What you want to do is a split test, the same as you would for business rules. You can add an extra arm (for example, “all of the users selected under a targeting rule like machine learning”) to an A/B test. In this way, you can test for answers such as how much extra return do I get from using predictive targeting over just randomly selecting? or how much extra return do I get from using predictive targeting than if we just picked the single best option?
You want to make sure the extra return is worth the hassle (i.e., worth the complexity/cost involved in automating the task vs. the time and resources involved in manually writing the program). You can size the opportunity and determine the payoff you want to get, rather than just jumping into machine learning. The value of the analysts is doing this analysis to determine how to prioritize the work.
How do you know when you’re ready to use machine learning?
Whether your business is ready or not for machine learning depends on what the problem is that your organization is attempting to solve and the level of sophistication within the organization. Are you an organization that is trying to improve its process long term?
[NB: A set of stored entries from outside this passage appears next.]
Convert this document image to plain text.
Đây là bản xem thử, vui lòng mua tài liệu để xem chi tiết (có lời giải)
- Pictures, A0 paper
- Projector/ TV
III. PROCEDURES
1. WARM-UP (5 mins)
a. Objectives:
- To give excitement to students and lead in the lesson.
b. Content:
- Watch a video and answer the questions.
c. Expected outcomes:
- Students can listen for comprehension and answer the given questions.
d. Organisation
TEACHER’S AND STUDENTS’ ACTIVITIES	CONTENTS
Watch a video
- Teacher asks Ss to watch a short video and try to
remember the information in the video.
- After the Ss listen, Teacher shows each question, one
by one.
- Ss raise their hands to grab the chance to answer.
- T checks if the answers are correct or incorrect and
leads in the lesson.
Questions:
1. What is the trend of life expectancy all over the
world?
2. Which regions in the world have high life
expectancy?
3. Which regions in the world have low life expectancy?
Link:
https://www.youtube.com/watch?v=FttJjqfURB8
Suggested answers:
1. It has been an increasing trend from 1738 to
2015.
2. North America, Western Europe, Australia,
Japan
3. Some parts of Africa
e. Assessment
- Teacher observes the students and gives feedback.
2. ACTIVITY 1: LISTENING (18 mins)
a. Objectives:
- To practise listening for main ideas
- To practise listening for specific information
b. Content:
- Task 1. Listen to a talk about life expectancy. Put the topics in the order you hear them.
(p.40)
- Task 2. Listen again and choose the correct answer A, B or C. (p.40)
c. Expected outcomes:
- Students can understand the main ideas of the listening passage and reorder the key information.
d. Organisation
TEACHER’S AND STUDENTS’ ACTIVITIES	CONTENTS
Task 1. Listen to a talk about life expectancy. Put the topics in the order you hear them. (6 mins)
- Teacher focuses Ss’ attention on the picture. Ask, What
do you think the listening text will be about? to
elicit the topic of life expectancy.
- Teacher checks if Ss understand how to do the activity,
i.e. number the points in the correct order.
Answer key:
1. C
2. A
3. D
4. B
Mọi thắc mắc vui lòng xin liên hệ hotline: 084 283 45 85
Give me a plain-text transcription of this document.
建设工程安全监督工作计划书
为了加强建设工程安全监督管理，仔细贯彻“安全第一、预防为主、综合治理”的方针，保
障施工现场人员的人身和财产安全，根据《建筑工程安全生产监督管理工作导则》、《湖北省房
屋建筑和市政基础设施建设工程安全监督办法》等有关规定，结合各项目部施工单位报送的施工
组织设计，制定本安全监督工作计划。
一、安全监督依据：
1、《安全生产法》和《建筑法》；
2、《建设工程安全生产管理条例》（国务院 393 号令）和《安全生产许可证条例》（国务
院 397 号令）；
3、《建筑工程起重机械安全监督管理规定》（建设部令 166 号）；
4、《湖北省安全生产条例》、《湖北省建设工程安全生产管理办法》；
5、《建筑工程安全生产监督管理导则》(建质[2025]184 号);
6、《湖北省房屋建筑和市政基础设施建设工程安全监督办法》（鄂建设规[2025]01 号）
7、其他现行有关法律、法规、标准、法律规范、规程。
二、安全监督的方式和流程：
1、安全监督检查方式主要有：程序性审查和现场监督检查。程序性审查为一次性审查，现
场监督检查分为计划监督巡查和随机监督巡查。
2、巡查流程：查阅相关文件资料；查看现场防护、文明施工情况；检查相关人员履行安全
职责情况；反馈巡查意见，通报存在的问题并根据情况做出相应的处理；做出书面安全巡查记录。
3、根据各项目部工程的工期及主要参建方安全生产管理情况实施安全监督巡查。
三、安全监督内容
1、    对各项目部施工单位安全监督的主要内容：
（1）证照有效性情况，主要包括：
Are you aware of the needs and benefits of machine learning or are you, essentially, objectifying the resource and virtue signalling your sophistication by leaping onto the machine learning bandwagon?
Jumping in without giving thought to the particular processes you’re attempting to improve is simply asking for disaster. Payoff does not happen right away, and figuring out how to scale an integration may depend on bespoke points of achievement. In other words, payoff will come over time as capacity builds and as an organization, culturally, learns how to think in terms of how machine learning can help improve processes.